The soldiers slogged along the road while, above them, Sir William and his military family dined. Besides John Andre there were three other aides, as well as Sir William’s Hessian interpreter, and his private secretary. Hamlet, Sir William’s dog, was pampered by all of them; fed the choicest meat and tempted with water flavoured with wine. The horses cropped at the hill’s thin grass and the servants waited out of earshot. It was a gentle scene, only lacking ladies to give it domestic charm, yet it was spoilt for Sir William by the worries that constantly made him search the western view.
John Andre, knowing just what disturbed Sir William, essayed reassurance. “It’ll arrive today, sir.”
“You said as much yesterday, John.” Sir Wil
liam, the food forgotten, gazed westwards. “If Mister Washington did but know it, we can scarce fight a battle!”
“We’ve ammunition enough for one victory,” Lord Massedene said soothingly.
“So Mister Washington can afford to lose one more battle, then gain a famous victory immediately afterwards!” Sir William absent-mindedly caressed his dog’s ears. “Unless he’s given up after the last drubbing?”
“Mister Washington,” Andre said, “is like a man with a headache who constantly seeks a brick wall against which to hammer his skull. No, sir. He’ll turn up again. He yearns for military glory.”
“If he turns up today,” Sir William said, “he’ll get it! We’re an army without balls!”
The aides smiled at the coarse jest which was, in all sadness, nearly true. Sir William’s army, ever manoeuvring itself closer to Philadelphia, was fast exhausting its stocks of musket cartridges. It was not battle which had depleted the men’s cartouches, but fear. Each night, marooned in the vastness of the American wilderness, the picquets became nervous. They fired at phantoms, and in minutes whole battalions were woken, had seized their muskets, and were joining the fusillade of crackling and sparking shots that flayed the empty night with noise and lead. Orders and threats had failed to stem the waste.

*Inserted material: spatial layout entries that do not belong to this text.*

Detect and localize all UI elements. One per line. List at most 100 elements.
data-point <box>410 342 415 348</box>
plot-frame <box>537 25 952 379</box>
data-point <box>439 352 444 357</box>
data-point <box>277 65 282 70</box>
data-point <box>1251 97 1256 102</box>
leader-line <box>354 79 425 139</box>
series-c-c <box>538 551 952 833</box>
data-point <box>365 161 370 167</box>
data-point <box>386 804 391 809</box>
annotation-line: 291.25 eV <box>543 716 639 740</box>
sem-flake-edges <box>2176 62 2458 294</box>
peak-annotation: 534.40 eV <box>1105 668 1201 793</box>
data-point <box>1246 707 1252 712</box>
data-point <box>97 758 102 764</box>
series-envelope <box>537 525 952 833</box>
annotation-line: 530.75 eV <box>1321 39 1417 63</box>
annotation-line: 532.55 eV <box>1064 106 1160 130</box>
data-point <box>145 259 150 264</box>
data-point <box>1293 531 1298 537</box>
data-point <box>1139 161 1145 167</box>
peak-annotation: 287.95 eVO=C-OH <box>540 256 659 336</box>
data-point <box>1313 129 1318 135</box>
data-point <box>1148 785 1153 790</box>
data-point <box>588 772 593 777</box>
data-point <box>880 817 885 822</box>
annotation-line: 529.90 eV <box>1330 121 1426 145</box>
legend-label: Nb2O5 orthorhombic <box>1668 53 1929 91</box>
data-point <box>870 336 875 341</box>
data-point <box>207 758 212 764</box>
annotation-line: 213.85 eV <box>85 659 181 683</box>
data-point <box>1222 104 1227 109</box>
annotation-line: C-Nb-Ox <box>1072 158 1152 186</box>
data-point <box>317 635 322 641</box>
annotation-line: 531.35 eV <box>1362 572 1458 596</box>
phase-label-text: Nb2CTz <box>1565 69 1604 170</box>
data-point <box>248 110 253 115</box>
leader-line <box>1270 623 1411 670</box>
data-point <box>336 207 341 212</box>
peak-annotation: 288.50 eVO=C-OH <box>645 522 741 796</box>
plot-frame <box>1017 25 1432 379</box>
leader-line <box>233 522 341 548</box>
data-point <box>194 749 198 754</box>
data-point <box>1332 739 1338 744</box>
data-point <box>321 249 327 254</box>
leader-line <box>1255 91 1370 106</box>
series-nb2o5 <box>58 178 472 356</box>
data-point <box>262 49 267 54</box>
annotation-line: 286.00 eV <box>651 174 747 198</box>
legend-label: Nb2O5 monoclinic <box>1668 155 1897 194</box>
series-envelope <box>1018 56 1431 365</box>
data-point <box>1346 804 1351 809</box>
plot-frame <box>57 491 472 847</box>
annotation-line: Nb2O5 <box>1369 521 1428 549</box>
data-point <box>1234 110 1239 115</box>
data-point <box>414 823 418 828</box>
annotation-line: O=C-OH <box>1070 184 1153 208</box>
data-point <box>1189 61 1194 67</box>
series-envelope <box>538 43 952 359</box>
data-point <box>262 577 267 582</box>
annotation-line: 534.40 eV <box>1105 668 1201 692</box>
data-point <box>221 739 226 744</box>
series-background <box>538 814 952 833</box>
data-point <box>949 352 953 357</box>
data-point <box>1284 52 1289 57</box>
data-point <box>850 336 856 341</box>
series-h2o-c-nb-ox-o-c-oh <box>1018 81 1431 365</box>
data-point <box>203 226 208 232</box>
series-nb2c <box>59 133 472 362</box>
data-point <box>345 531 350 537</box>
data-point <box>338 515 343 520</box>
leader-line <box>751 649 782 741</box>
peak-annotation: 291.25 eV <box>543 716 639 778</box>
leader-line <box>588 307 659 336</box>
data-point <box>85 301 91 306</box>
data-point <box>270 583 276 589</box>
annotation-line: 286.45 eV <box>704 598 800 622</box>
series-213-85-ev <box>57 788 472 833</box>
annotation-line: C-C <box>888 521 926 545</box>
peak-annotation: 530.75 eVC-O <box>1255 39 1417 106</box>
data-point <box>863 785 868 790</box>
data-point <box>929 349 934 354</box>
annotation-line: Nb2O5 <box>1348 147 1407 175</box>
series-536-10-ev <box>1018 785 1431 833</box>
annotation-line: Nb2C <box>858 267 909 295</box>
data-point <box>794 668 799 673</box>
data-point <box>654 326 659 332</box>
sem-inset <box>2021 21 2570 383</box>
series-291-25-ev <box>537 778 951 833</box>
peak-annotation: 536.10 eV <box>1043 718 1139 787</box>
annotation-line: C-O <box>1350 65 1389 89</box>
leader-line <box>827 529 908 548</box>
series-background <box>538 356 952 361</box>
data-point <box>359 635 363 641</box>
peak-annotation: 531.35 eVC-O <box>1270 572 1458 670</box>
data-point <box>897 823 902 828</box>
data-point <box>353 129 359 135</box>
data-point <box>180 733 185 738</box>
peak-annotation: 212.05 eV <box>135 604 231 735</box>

It was a waste of fearful cost. Each paper-wrapped cartridge had to be brought from Britain to New York, and thence in smaller ships to the Chesapeake Bay, from where it was dragged in wagons over the ragged roads. Cartridges were like gold, yet each night the infantry hammered the empty darkness as though they possessed an inexhaustible supply. Threats to flog the offenders had not worked, for a whole army offended and Sir William’s only hope now was the arrival of a convoy of wagons loaded with the precious ammunition.